Both father and mother are in need of mutual consolation. I think that I am getting carried away with my own sorrows, as well as joys. I would not have carried on so long if I wouldn’t know what a good-natured and kind person you are. You were blessed with a happy marriage also, until the Lord took your wife to Himself. I have many fond memories of dear Mrs. Loehe.
I cannot report too much about my colonies today. I am waiting for a chart that a local skillful German man has promised to sign. Hope that he keeps his word.
Thank you for sharing the interesting news concerning your family.

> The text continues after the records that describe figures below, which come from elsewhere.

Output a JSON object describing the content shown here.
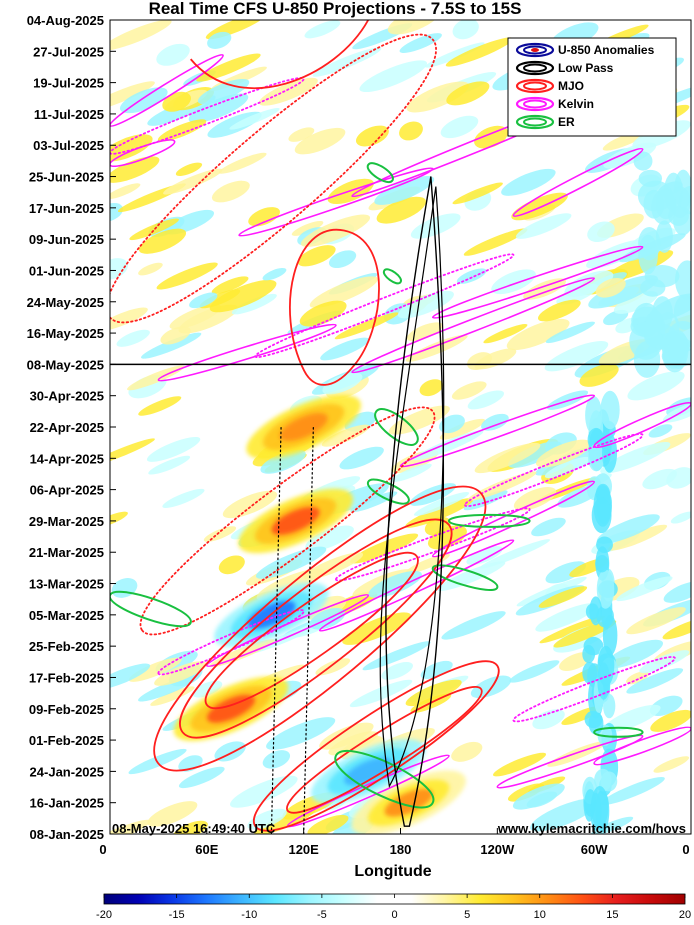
{
  "chart_data": {
    "type": "heatmap",
    "title": "Real Time CFS U-850 Projections - 7.5S to 15S",
    "xlabel": "Longitude",
    "ylabel": "",
    "x_ticks": [
      {
        "lon": 0,
        "label": "0"
      },
      {
        "lon": 60,
        "label": "60E"
      },
      {
        "lon": 120,
        "label": "120E"
      },
      {
        "lon": 180,
        "label": "180"
      },
      {
        "lon": 240,
        "label": "120W"
      },
      {
        "lon": 300,
        "label": "60W"
      },
      {
        "lon": 360,
        "label": "0"
      }
    ],
    "xlim": [
      0,
      360
    ],
    "y_ticks": [
      "04-Aug-2025",
      "27-Jul-2025",
      "19-Jul-2025",
      "11-Jul-2025",
      "03-Jul-2025",
      "25-Jun-2025",
      "17-Jun-2025",
      "09-Jun-2025",
      "01-Jun-2025",
      "24-May-2025",
      "16-May-2025",
      "08-May-2025",
      "30-Apr-2025",
      "22-Apr-2025",
      "14-Apr-2025",
      "06-Apr-2025",
      "29-Mar-2025",
      "21-Mar-2025",
      "13-Mar-2025",
      "05-Mar-2025",
      "25-Feb-2025",
      "17-Feb-2025",
      "09-Feb-2025",
      "01-Feb-2025",
      "24-Jan-2025",
      "16-Jan-2025",
      "08-Jan-2025"
    ],
    "ylim": [
      "08-Jan-2025",
      "04-Aug-2025"
    ],
    "current_date_line": "08-May-2025",
    "timestamp": "08-May-2025 16:49:40 UTC",
    "source": "www.kylemacritchie.com/hovs",
    "legend": {
      "position": "top-right",
      "entries": [
        {
          "label": "U-850 Anomalies",
          "color": "#0a0a9a"
        },
        {
          "label": "Low Pass",
          "color": "#000000"
        },
        {
          "label": "MJO",
          "color": "#ff1f1f"
        },
        {
          "label": "Kelvin",
          "color": "#ff19ff"
        },
        {
          "label": "ER",
          "color": "#19c040"
        }
      ]
    },
    "colorbar": {
      "ticks": [
        "-20",
        "-15",
        "-10",
        "-5",
        "0",
        "5",
        "10",
        "15",
        "20"
      ],
      "range": [
        -20,
        20
      ],
      "colors": [
        "#00007a",
        "#0000b4",
        "#0a37e6",
        "#1e78ff",
        "#3cb4ff",
        "#5ae6ff",
        "#9bf5ff",
        "#c8ffff",
        "#ffffff",
        "#ffffff",
        "#fff5a0",
        "#ffeb32",
        "#ffc31e",
        "#ff8c14",
        "#ff5014",
        "#e61e1e",
        "#c80a0a",
        "#a00000"
      ]
    },
    "features": [
      {
        "type": "anomaly",
        "sign": "negative",
        "lon": 100,
        "date": "2025-03-05",
        "amplitude": -13,
        "label": "strong easterly anomaly"
      },
      {
        "type": "anomaly",
        "sign": "negative",
        "lon": 160,
        "date": "2025-01-24",
        "amplitude": -11,
        "label": "easterly anomaly"
      },
      {
        "type": "anomaly",
        "sign": "positive",
        "lon": 75,
        "date": "2025-02-09",
        "amplitude": 12,
        "label": "westerly anomaly"
      },
      {
        "type": "anomaly",
        "sign": "positive",
        "lon": 115,
        "date": "2025-03-29",
        "amplitude": 13,
        "label": "westerly anomaly"
      },
      {
        "type": "anomaly",
        "sign": "positive",
        "lon": 120,
        "date": "2025-04-22",
        "amplitude": 11,
        "label": "westerly anomaly"
      },
      {
        "type": "anomaly",
        "sign": "positive",
        "lon": 185,
        "date": "2025-01-16",
        "amplitude": 10,
        "label": "westerly anomaly"
      },
      {
        "type": "contour",
        "field": "Low Pass",
        "lon_range": [
          170,
          205
        ],
        "date_range": [
          "2025-01-08",
          "2025-06-25"
        ]
      },
      {
        "type": "contour",
        "field": "MJO",
        "lon_range": [
          20,
          260
        ],
        "date_range": [
          "2025-01-16",
          "2025-08-04"
        ]
      },
      {
        "type": "contour",
        "field": "Kelvin",
        "lon_range": [
          0,
          360
        ],
        "date_range": [
          "2025-01-08",
          "2025-08-04"
        ]
      },
      {
        "type": "contour",
        "field": "ER",
        "lon_range": [
          0,
          330
        ],
        "date_range": [
          "2025-01-16",
          "2025-06-25"
        ]
      }
    ]
  }
}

Our land over here is in a miserable condition due to the war. The North American states arrived at a point where all piety, devoutness and honesty are cast aside. Bribery, covetousness and greediness are running rampant. The political parties all try to rule the land and make money, even if the country would go down in destruction. Horrible times are ahead of us. May the Lord be merciful to His Church. Our hope is in Heaven.
I have to come to a close with this letter. What shall I say to the remarks of the doctrinal differences that exist between us? You do not understand us, and we don’t understand you, who once preached the Lutheran doctrine so explicitly that we obtain salvation by grace and faith on our Lord Jesus Christ, now are ready through outlandish teachings to admit there is an alternative to salvation, and you submit yourself to these teachings. I cannot honor you as a brother in the faith any longer, without denying my own faith. The Lord give to you and me the true understanding as well as the true love to the Truth.**
* Money loaned to Rev. Sievers to buy land for settlements, which are to be repaid by the settlers.
** The last paragraph speaks the dissolution that began around 1853 between Rev. Sievers’ and Rev. Loehe regarding the interpretations of the Holy Scriptures and Lutherine doctrine.